Re: [PATCH v2 -tip] x86/percpu: Use C for arch_raw_cpu_ptr()

From: Linus Torvalds
Date: Thu Oct 12 2023 - 13:47:36 EST


On Thu, 12 Oct 2023 at 10:10, Linus Torvalds
<torvalds@xxxxxxxxxxxxxxxxxxxx> wrote:
>
> The fix seems to be a simple one-liner, ie just
>
> - asm(__pcpu_op2_##size(op, __percpu_arg(P[var]), "%[val]") \
> + asm(__pcpu_op2_##size(op, __percpu_arg(a[var]), "%[val]") \

Nope. That doesn't work at all.

It turns out that we're not the only ones that didn't know about the
'a' modifier.

clang has also never heard of it in this context, and the above
one-liner results in an endless sea of errors, with

error: invalid operand in inline asm: 'movq %gs:${1:a}, $0'

Looking around, I think it's X86AsmPrinter::PrintAsmOperand() that is
supposed to handle these things, and while it does have some handling
for 'a', the comment around it says

case 'a': // This is an address. Currently only 'i' and 'r' are expected.

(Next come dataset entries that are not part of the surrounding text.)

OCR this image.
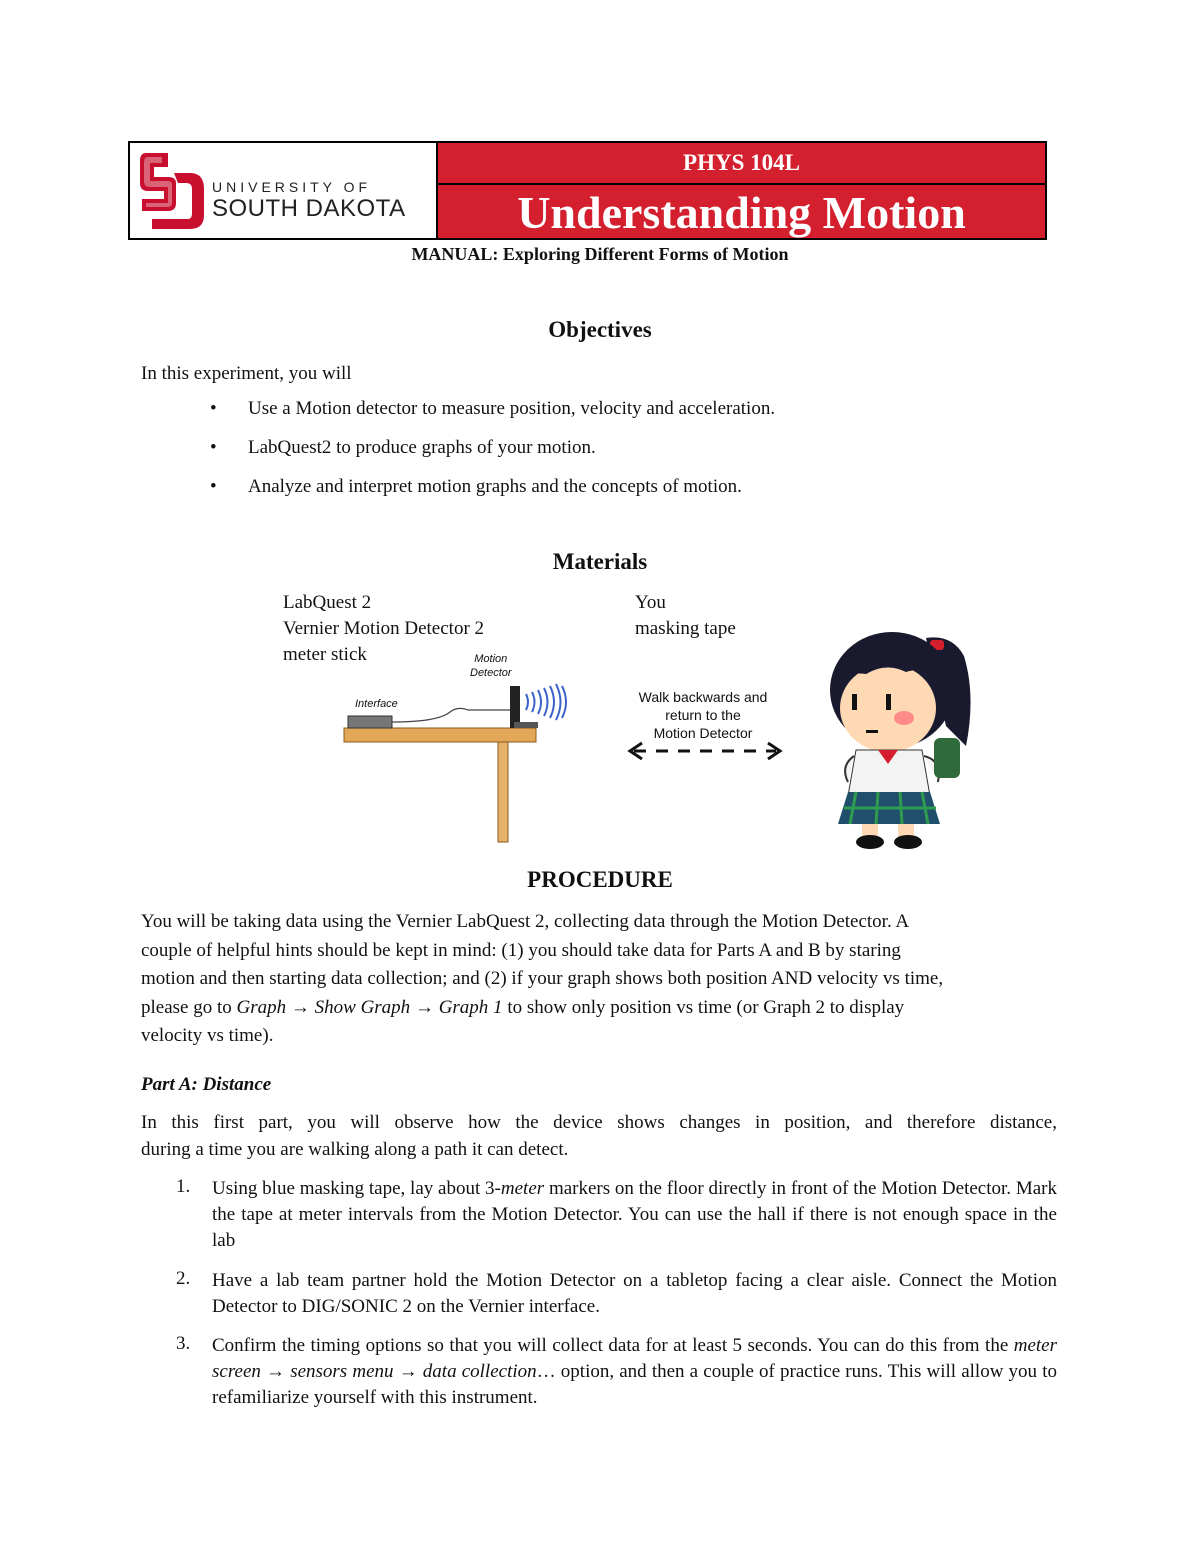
UNIVERSITY OF
SOUTH DAKOTA
PHYS 104L
Understanding Motion
MANUAL: Exploring Different Forms of Motion
Objectives
In this experiment, you will
• Use a Motion detector to measure position, velocity and acceleration.
• LabQuest2 to produce graphs of your motion.
• Analyze and interpret motion graphs and the concepts of motion.
Materials
LabQuest 2
Vernier Motion Detector 2
meter stick
You
masking tape
Motion
Detector
Interface	Walk backwards and
return to the
Motion Detector
PROCEDURE
You will be taking data using the Vernier LabQuest 2, collecting data through the Motion Detector. A
couple of helpful hints should be kept in mind: (1) you should take data for Parts A and B by staring
motion and then starting data collection; and (2) if your graph shows both position AND velocity vs time,
please go to Graph → Show Graph → Graph 1 to show only position vs time (or Graph 2 to display
velocity vs time).
Part A: Distance
In this first part, you will observe how the device shows changes in position, and therefore distance,
during a time you are walking along a path it can detect.
1. Using blue masking tape, lay about 3-meter markers on the floor directly in front of the Motion Detector. Mark the tape at meter intervals from the Motion Detector. You can use the hall if there is not enough space in the lab
2. Have a lab team partner hold the Motion Detector on a tabletop facing a clear aisle. Connect the Motion Detector to DIG/SONIC 2 on the Vernier interface.
3. Confirm the timing options so that you will collect data for at least 5 seconds. You can do this from the meter screen → sensors menu → data collection… option, and then a couple of practice runs. This will allow you to refamiliarize yourself with this instrument.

and I think our use ends up just confusing the heck out of clang. Of
course, clang also does this:

case 'P': // This is the operand of a call, treat specially.
PrintPCRelImm(MI, OpNo, O);
return false;

so clang *already* generates those 'current' accesses as PCrelative, and I see

movq %gs:pcpu_hot(%rip), %r13

in the generated code.

End result: clang actually generates what we want just using 'P', and
the whole "P vs a" is only a gcc thing.

Why *does* gcc do that silly thing of dropping '(%rip)' from the address, btw?

Linus